She never allowed the methods which she evolved or, as she preferred to
say, "chanced to find"--to be called by her name; they were always
"P.N.E.U." Her work will go on, not only because it is to be
administered by those whom she has chosen and trained for this high
responsibility, but because of its intrinsic vitality and truth.
BY AN OLD PUPIL
II.
My first impression of Miss Mason was when I used to see her out
driving. She had a smile and a wave for everyone whom she knew, and it
was with a feeling of pleasure and exultation that one passed on after
her greeting.
How wonderful to think that the great founder of the
P.U.S. and P.N.E.U. had actually waved and smiled at an insignificant
person like oneself. For nearly a year I used to see her in this way,
as I was fortunate enough to have lessons in the P.N.E.U. system near
Ambleside.
One summer I had the great privilege of being asked to a
party at Scale How.

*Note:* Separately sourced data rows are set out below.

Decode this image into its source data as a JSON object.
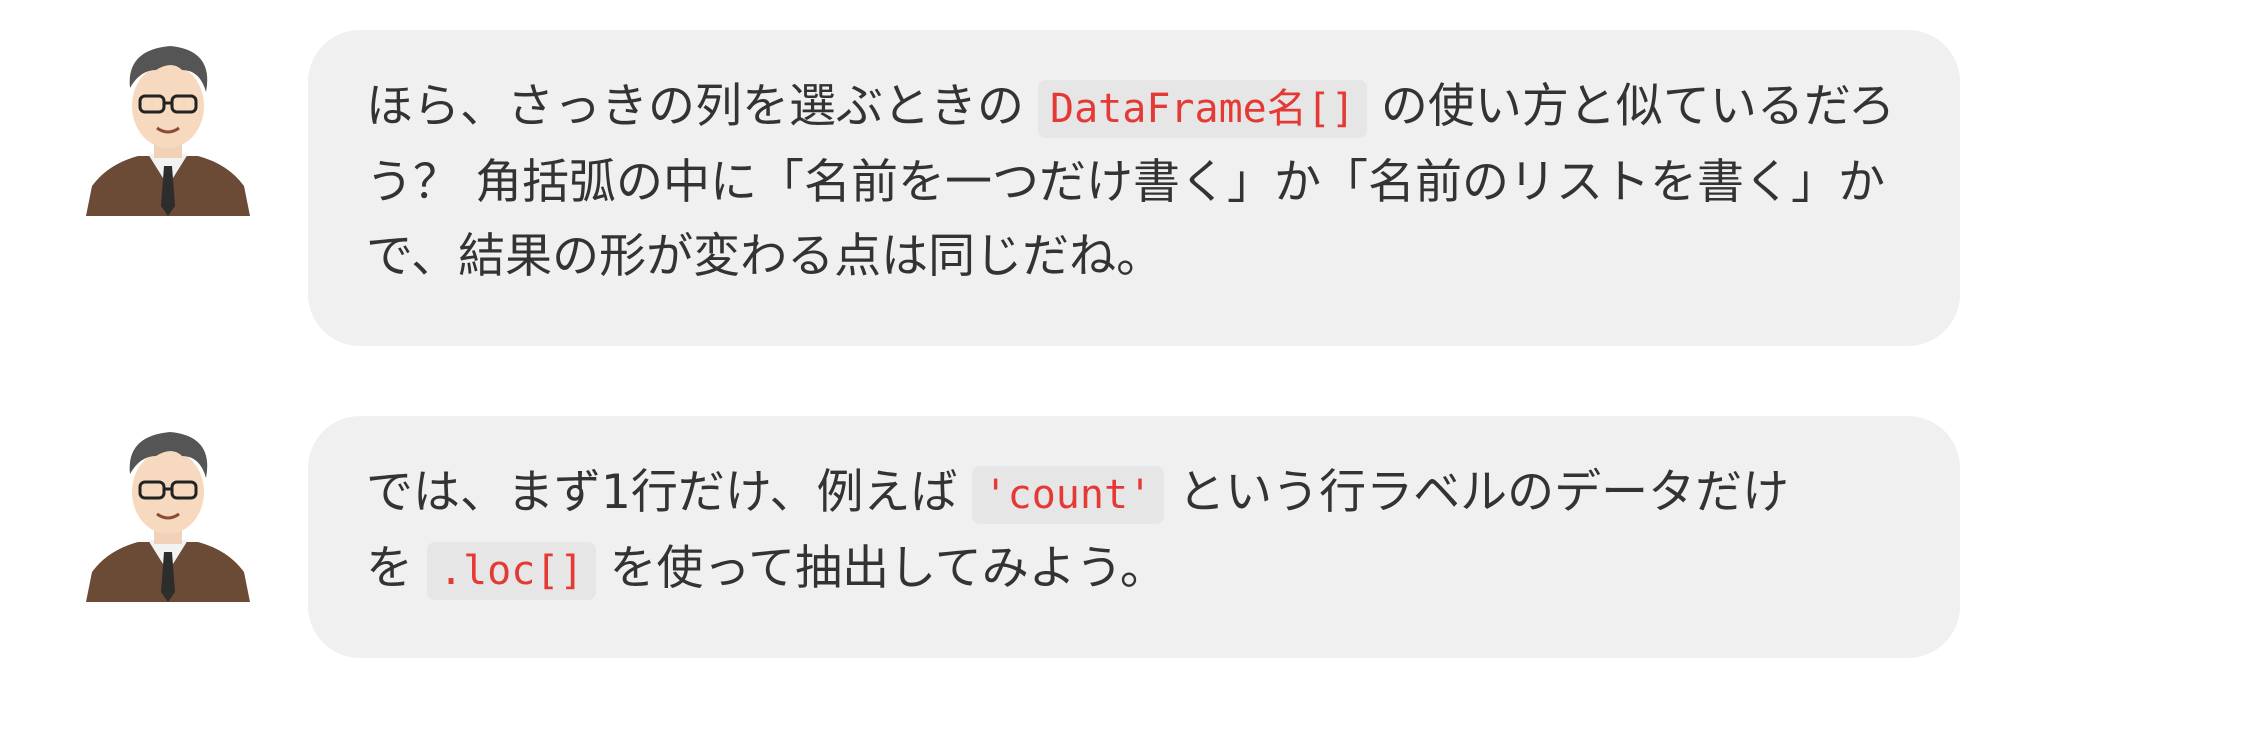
{
  "messages": [
    {
      "avatar_icon": "teacher-avatar-icon",
      "segments": [
        {
          "type": "text",
          "value": "ほら、さっきの列を選ぶときの"
        },
        {
          "type": "code",
          "value": "DataFrame名[]"
        },
        {
          "type": "text",
          "value": "の使い方と似ているだろう？ 角括弧の中に「名前を一つだけ書く」か「名前のリストを書く」かで、結果の形が変わる点は同じだね。"
        }
      ]
    },
    {
      "avatar_icon": "teacher-avatar-icon",
      "segments": [
        {
          "type": "text",
          "value": "では、まず1行だけ、例えば"
        },
        {
          "type": "code",
          "value": "'count'"
        },
        {
          "type": "text",
          "value": "という行ラベルのデータだけを"
        },
        {
          "type": "code",
          "value": ".loc[]"
        },
        {
          "type": "text",
          "value": "を使って抽出してみよう。"
        }
      ]
    }
  ],
  "colors": {
    "bubble_background": "#f0f0f0",
    "code_text": "#e53935",
    "code_background": "#e6e6e6",
    "body_text": "#333333"
  }
}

All the guests were greeted by Miss Mason in her
beautiful drawing-room. She made one feel at home straight away by her
sweet and gentle welcome. She watched all the games and races which
were part of the afternoon's entertainment, and when tea-time came she
went to a table where the little ones were sitting and had her tea with
them.
It had been arranged that I was to go to the Practising School of
the H.O.E. the following term.
That term began on a Saturday in late September. On the Sunday we went
up to see Miss Mason. I can remember how sweetly she kissed us all as
one by one we filed into the drawing-room where she was lying on her
couch.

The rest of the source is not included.